New amendments proposed by the Securities and Exchange Commission (SEC) will prohibit registered investment advisers from outsourcing covered functions to third-party providers without conducting diligence and monitoring. Though investment advisers have been outsourcing third-party services for decades, the SEC has proposed these new amendments to ensure that they fulfill their clients' obligations.
What does this mean for investment advisers, and how can you prepare for the changes ahead? Let's look at some of the proposed requirements and how your organization can prepare to comply.
Why Is Third-Party Oversight Important?
Without proper oversight, outsourcing products or services necessary to provide investment advisory services can expose an organization and its clients to various threats. A few examples of these threats include cyber breaches, financial losses, reputational damage, compliance violations, operational disruptions, and legal action. For example, a service provider with lax cybersecurity practices could result in the loss or misuse of a client's information. And suppose a service provider has poor or missing compliance controls. In that case, there may be an inability to prevent fraudulent, deceptive, or manipulative activities committed by employees and others.
To combat these risks, the SEC's proposed amendments require investment advisers to perform due diligence and monitoring activities to verify that the vendor aligns with their obligations to their clients. For many investment advisers, these activities may seem unfamiliar or overwhelming, and your organization might not know where to start. So, let's look at these new requirements and how investment adviser organizations can prepare to comply with these amendments.
How Can Your Organization Prepare for Compliance?
Under the amendments, your organization should be performing due diligence and monitoring any service provider providing a covered function. The SEC defines a covered function as:
- Those necessary for the adviser to provide its investment advisory services in compliance with the Federal securities laws
- Those that, if not performed or performed negligently, would be reasonably likely to cause a material negative impact on the adviser's clients or on the adviser's ability to provide investment advisory services.
The SEC has identified multiple examples of covered functions, including:
- Adviser/sub adviser client services
- Investment risk
- Portfolio accounting
- Record keeping
- Trade communication and allocation
- Technology or services related to an adviser’s investment decision-making processes
Identifying your outsourced covered functions and the service providers responsible for them is a good first step in preparing for the proposed rule. From there, it is important to understand the scope and scale of the due diligence and monitoring requirements.
Understanding the Requirements
The SEC has detailed expectations for due diligence and monitoring.
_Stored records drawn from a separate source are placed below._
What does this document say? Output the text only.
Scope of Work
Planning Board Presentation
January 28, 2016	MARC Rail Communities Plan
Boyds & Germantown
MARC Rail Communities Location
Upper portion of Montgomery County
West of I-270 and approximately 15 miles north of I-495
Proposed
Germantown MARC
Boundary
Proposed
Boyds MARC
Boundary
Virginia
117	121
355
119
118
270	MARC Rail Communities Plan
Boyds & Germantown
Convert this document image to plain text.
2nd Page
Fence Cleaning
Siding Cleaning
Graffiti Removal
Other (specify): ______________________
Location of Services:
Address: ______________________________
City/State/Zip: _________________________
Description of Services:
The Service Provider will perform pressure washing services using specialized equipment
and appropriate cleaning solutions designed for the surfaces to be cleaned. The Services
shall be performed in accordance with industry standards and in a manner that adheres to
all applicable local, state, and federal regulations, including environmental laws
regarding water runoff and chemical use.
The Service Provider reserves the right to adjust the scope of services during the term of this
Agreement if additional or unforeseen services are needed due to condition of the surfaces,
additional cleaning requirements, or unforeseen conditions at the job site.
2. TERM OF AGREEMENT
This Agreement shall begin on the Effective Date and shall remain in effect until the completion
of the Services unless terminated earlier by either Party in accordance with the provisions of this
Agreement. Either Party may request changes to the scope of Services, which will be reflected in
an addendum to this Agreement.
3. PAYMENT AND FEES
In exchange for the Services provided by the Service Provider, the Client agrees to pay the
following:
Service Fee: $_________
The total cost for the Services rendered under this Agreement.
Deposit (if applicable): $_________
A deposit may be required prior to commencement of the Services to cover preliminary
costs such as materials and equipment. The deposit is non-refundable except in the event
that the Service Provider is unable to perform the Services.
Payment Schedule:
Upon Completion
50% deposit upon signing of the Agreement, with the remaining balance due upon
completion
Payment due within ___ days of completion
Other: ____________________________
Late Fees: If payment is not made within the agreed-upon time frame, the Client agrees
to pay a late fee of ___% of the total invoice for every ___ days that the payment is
Your processes must account for the following:
- Identifying and documenting the nature and scope of the services
- Identifying and assessing the potential risks resulting from the service provider performing the covered function, including how to mitigate and manage such risks
- Evaluating the service provider's competence, capacity, and resources necessary to perform the covered function, which may include the review and assessment of:
- Due diligence questionnaires
- A summary of a service provider's business continuity plan
- An assurance report on controls by an independent party,
- Certifications or other information regarding a provider's operational resiliency or implementation of compliance policies, procedures, and controls relating to its systems,
- Results of any testing
- Conducting periodic onsite visits
- Additional information relevant to the scope and risks of the product or service
- Business continuity and disaster recovery plans
- Certifications that verify the provider's resiliency or system controls
- Penetration testing results
- On-site visits
Upon engaging a service provider, the proposed rule requires the adviser to periodically monitor the service provider's risk profile and performance. Monitoring should occur in a manner and at a frequency that allows the adviser to determine if it remains appropriate to continue outsourcing the covered function to the specific service provider
Once you've identified your covered functions and the associated service providers and understand the new requirements, it's necessary to identify how to execute the necessary processes.
For organizations that already have a third-party risk management program in place, it will be easier to comply with the proposed rule and its due diligence and monitoring requirements. After all, due diligence and monitoring are part of the third-party risk management lifecycle and will automatically be part of any healthy third-party risk management program.
Meanwhile, advisers without any third-party risk management processes may find a lot more work ahead of them to begin executing these practices. Still, working to implement a third-party risk management program before the proposed rule becomes effective can be a sound strategy. A robust TPRM program will help advisers comply with the proposed SEC rule and continue to support overall regulatory compliance now and in the future. TPRM programs also provide other benefits, helping your organization protect sensitive data, preserve your operational resiliency, and safeguard your hard-won reputation.